Random select 80% of positive and negative samples and use them as your training data. To do so:
   * First figure out how many samples will be in the training, and how many in the test.
   * Then randomly sample indices in the range 0-500 to obtain the training and testing indices.
   * Then select the appropriate subset of rows of pos_vec and neg_vec for training and testing.

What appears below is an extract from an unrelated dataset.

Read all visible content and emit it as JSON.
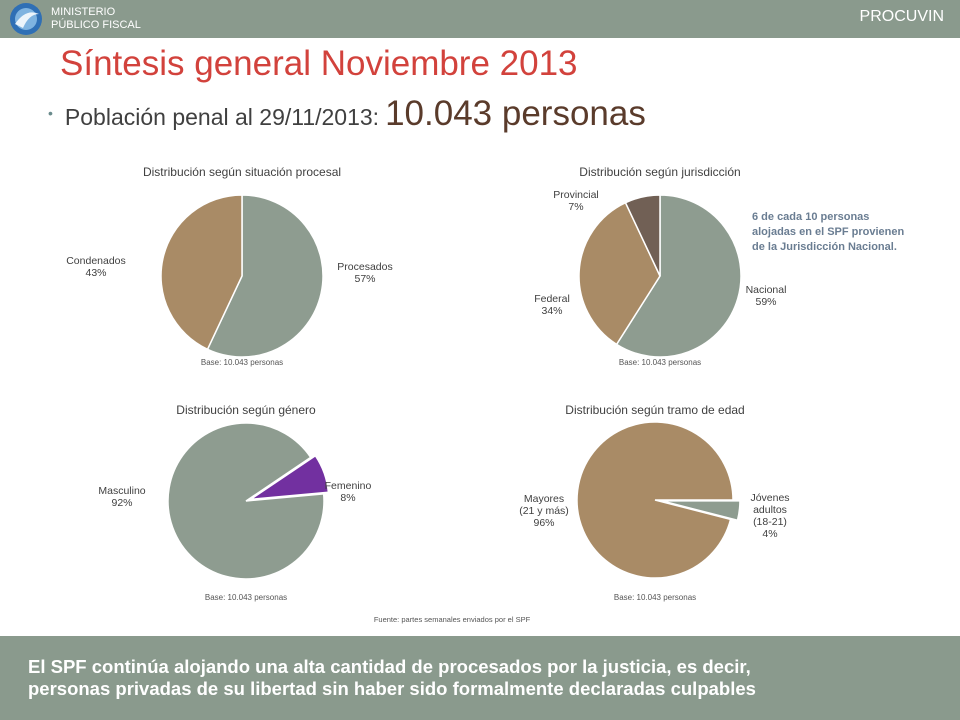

Append these to get            the final x_train and x_test.
   * Finally assign '1' and '0' to the labels, based on whether they are from the positive file, or the negative file, and append appropriately to get y_train and y_test.

In [65]:
############### 11. WRITE YOUR CODE HERE ###############
# (10 points)

num_sample = 1000
pos_idx_train = random.sample(range(0,500), 400)
neg_idx_train = random.sample(range(0,500), 400)
pos_idx_test = []
neg_idx_test = []
for i in range(500):
    if i not in pos_idx_train:
        pos_idx_test.append(i)
    if i not in neg_idx_train:
        neg_idx_test.append(i)

x_train = []
x_test = []
y_train = []
y_test = []

for i in pos_idx_train:
    x_train.append(pos_vec[i])
    y_train.append(1)

for j in neg_idx_train:
    x_train.append(neg_vec[j])
    y_train.append(0)

x_train = np.asarray(x_train)
y_train = np.asarray(y_train)


for i in pos_idx_test:
    x_test.append(pos_vec[i])
    y_test.append(1)
    
for j in neg_idx_test:
    x_test.append(neg_vec[i])
    y_test.append(0)

x_test = np.asarray(x_test)
y_test = np.asarray(y_test)


print "The number of training data: %d" %(x_train.shape[0]);
print "The number of testing data: %d" %(x_test.shape[0]);

The number of training data: 800
The number of testing data: 200


Calculate the distance between each testing sample to each training sample. Finally, 
* Sort to find the element with the least distance, for each line
* Assign the corresponding label
* Compare to ground truth to get accuracy

In [66]:
############### 12. WRITE YOUR CODE HERE ###############
# (10 points, including average accuracy)

D = FAST_L2_distance(x_test.transpose(), x_train.transpose())

# sort and find the index 
# hint: argsort
pred_idx = [np.argsort(line) for line in D]

# assign the label of the nearest neighbor as the prediction for y
pred_y = []

for i in pred_idx:
    pred_y.append(y_train[i][0])

# compare to the groundtruth
NN_correct =  sum(pred_y == y_test);
print NN_correct

# compute and print the accuracy
NN_acc = NN_acc = float(NN_correct)/float(y_test.shape[0])*100.0;
print "The nearest neighbor classifier accuarcy: %f%%" %(NN_acc)


170
The nearest neighbor classifier accuarcy: 85.000000%


Repeat the learning experiment for ten times (By changing the last 3 blocks of code).
Report your average accuarcy.  

Average Accuarcy: .83

### Questions: ( 5+5+5 points )
* Compare your accuarcy from two subparts of this lab, which one is better? 
* Why? 
* Can you think about other ways to improve accuarcy in both ways?  


### Write your answers here:

Overall, NN using euclidean distance was significantly better since whatever word we were looking at did not directly need to be in our positive words list or negative words list to be classified. Therefore, there were a lot more words being correctly classified.

One big way to improve the accuracy in both conditions is to expand our list or positive and negative words. Therefore, the chances of direct hits is larger and there are more classified points to look at in the nearest neighbor prediction.